Druga część „Pana Wilka i spółki” wizualnie trzyma się również estetyki poprzedniczki. Otrzymujemy animację trójwymiarową, której wtórują klasyczne elementy dwuwymiarowe. Oczywiście styl ten spopularyzowały kinowe przygody Milesa Moralesa, a później mogliśmy go zobaczyć choćby w sequelu „Kota w butach”, jednak nadal potrafi on nie męczyć i cieszyć oko. Na szczęście nie jest to jeszcze ten etap, gdzie nagminnie się go wykorzystuje.

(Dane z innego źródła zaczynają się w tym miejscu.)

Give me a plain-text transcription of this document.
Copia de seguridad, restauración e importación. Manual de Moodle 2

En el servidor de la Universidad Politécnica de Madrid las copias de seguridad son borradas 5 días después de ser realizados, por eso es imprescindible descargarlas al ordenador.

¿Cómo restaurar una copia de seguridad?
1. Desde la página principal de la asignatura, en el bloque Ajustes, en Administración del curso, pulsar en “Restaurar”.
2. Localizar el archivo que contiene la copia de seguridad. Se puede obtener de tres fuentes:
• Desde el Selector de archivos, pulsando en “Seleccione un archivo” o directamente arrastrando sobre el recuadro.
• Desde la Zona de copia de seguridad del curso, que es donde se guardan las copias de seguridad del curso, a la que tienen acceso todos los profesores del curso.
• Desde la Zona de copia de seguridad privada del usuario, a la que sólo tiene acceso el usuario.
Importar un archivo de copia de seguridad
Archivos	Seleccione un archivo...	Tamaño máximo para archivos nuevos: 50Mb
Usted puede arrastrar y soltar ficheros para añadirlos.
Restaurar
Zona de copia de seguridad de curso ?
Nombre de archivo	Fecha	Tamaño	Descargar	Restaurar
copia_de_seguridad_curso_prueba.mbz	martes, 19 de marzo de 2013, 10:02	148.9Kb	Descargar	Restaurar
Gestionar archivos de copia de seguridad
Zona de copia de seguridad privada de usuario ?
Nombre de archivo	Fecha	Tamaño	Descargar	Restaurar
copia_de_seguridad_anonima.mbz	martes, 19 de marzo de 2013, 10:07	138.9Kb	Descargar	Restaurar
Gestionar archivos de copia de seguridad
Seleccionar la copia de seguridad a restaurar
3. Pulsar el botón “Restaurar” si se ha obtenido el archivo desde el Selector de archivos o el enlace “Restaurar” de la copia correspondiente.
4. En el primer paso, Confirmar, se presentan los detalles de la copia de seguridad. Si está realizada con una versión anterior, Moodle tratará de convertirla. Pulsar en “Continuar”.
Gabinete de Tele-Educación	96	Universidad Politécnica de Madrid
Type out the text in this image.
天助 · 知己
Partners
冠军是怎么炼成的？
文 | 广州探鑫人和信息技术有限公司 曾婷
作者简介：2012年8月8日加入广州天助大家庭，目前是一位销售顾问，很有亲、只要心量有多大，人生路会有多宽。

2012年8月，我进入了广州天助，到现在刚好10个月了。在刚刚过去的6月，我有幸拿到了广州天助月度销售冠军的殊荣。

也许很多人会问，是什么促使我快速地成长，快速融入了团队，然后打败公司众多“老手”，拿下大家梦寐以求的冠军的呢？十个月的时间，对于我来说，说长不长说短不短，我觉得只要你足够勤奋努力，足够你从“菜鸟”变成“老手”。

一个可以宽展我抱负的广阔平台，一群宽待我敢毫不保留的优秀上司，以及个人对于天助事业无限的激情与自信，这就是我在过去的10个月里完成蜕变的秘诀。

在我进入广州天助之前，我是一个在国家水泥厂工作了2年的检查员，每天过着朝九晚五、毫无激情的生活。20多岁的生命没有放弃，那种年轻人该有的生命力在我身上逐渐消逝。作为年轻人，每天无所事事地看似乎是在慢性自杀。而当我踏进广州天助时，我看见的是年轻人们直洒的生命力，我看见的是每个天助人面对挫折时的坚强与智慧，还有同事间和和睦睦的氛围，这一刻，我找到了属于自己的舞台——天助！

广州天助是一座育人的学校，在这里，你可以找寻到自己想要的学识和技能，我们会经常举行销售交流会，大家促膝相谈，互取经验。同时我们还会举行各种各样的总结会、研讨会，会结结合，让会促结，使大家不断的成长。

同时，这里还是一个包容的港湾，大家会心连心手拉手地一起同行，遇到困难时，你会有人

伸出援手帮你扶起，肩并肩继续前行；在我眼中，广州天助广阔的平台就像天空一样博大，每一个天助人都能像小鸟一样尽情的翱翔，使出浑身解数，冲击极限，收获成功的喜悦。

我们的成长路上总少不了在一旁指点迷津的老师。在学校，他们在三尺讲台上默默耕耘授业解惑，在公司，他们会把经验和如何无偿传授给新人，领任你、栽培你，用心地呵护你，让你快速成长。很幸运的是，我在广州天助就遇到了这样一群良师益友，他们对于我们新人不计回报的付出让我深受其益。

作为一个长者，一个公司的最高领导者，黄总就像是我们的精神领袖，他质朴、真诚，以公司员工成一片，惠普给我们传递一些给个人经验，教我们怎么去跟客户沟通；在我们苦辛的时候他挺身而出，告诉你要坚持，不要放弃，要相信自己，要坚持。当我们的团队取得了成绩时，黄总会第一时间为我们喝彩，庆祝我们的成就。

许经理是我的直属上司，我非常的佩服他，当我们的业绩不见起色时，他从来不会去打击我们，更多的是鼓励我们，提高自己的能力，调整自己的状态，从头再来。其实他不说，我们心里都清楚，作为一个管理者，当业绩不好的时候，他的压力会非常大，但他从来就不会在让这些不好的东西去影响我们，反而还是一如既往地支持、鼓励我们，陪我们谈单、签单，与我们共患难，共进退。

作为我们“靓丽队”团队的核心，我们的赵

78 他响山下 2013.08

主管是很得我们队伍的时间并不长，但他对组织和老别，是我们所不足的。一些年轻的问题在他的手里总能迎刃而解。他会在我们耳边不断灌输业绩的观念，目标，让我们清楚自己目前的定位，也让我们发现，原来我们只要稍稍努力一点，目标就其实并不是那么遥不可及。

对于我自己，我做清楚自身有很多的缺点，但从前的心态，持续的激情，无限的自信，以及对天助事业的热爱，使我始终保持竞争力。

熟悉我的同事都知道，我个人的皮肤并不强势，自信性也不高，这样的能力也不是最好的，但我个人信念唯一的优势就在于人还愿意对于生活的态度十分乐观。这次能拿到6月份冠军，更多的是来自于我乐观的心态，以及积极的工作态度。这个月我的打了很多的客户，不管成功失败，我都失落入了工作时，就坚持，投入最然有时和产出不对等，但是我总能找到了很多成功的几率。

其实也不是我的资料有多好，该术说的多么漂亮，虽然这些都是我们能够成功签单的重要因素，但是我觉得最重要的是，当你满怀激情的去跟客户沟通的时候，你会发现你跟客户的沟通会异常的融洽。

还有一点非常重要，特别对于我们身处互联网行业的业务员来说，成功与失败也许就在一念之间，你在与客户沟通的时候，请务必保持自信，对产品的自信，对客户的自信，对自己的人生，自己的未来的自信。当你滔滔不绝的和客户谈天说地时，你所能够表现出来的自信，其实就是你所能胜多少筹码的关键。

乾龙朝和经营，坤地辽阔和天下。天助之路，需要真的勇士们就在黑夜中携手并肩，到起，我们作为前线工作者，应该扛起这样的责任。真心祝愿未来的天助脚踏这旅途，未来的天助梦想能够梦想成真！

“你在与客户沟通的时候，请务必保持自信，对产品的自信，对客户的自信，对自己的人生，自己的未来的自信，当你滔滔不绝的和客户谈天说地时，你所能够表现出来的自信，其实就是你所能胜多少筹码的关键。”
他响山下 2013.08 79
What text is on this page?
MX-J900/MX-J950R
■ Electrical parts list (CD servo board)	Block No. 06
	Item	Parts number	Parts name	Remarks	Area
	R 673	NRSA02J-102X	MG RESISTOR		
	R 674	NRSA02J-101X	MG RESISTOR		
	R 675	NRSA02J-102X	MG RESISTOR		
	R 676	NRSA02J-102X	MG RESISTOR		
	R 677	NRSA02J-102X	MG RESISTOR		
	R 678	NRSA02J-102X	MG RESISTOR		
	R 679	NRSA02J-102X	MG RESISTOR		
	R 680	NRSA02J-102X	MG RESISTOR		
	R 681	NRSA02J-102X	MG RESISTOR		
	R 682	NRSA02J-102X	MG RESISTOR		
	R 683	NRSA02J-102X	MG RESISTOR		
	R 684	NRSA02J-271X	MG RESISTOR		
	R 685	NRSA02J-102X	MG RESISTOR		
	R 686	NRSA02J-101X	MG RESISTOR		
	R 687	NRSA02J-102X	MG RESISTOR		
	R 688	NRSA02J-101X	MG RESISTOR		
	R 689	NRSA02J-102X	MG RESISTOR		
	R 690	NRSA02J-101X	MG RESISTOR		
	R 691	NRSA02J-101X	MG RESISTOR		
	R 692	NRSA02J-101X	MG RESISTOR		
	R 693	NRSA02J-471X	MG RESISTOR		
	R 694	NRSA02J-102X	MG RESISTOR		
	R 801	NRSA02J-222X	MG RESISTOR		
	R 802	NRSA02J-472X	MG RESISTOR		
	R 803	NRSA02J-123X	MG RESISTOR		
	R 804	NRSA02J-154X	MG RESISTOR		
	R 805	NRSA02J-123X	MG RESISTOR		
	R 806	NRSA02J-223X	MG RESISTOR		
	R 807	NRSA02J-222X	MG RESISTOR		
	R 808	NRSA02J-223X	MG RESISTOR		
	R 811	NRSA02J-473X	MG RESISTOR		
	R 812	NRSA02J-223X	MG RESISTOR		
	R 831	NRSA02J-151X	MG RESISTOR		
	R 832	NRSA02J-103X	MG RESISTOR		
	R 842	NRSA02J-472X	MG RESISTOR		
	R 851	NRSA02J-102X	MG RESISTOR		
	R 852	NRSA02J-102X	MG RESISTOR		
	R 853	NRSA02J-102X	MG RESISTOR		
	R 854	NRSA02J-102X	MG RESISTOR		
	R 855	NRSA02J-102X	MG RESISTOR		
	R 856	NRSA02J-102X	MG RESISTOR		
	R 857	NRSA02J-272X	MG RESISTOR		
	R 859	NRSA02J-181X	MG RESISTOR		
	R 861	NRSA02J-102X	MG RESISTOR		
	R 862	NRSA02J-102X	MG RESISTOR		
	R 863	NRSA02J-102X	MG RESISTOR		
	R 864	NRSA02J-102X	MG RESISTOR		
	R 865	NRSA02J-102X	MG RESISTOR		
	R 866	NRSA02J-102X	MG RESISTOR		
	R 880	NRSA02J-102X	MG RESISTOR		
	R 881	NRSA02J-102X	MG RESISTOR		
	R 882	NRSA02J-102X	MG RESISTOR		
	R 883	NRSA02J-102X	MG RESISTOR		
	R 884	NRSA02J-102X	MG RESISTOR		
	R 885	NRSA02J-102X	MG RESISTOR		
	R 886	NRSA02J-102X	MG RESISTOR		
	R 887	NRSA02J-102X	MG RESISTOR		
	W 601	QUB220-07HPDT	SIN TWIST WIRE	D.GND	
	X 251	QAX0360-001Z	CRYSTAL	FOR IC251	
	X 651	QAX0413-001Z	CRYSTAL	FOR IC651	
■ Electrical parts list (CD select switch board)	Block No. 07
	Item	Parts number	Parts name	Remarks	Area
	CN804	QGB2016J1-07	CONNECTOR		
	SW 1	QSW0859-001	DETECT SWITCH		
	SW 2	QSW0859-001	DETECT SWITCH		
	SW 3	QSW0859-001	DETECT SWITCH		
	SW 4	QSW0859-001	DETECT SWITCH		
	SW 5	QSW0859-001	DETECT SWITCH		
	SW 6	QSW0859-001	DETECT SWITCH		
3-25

Dostrzegłem tam nawet kilka zabiegów stylistycznych, których nie powstydziłoby się anime.

Pierwsza połowa filmu wydała mi się ciut lepsza od drugiej, lecz jako całokształt nowy film ze stajni DreamWorks naprawdę daje radę. Nie jest co prawda lepszy od jedynki, ale też od niej nie odstaje. Otrzymujemy morał o tym, czym jest szacunek, a czym strach, i jak pojęcia te można ze sobą pomylić, gdy jest się zbyt pewnym siebie.

Dodatkowo końcówka sugeruje, że prawdopodobnie przygody spółki futrzaków otrzymają kolejną odsłonę. Trudno jednak ocenić, czy „Pan Wilk i spółka” wejdzie do kanonu tak kultowych animacji jak „Shrek” czy „Jak wytresować smoka”.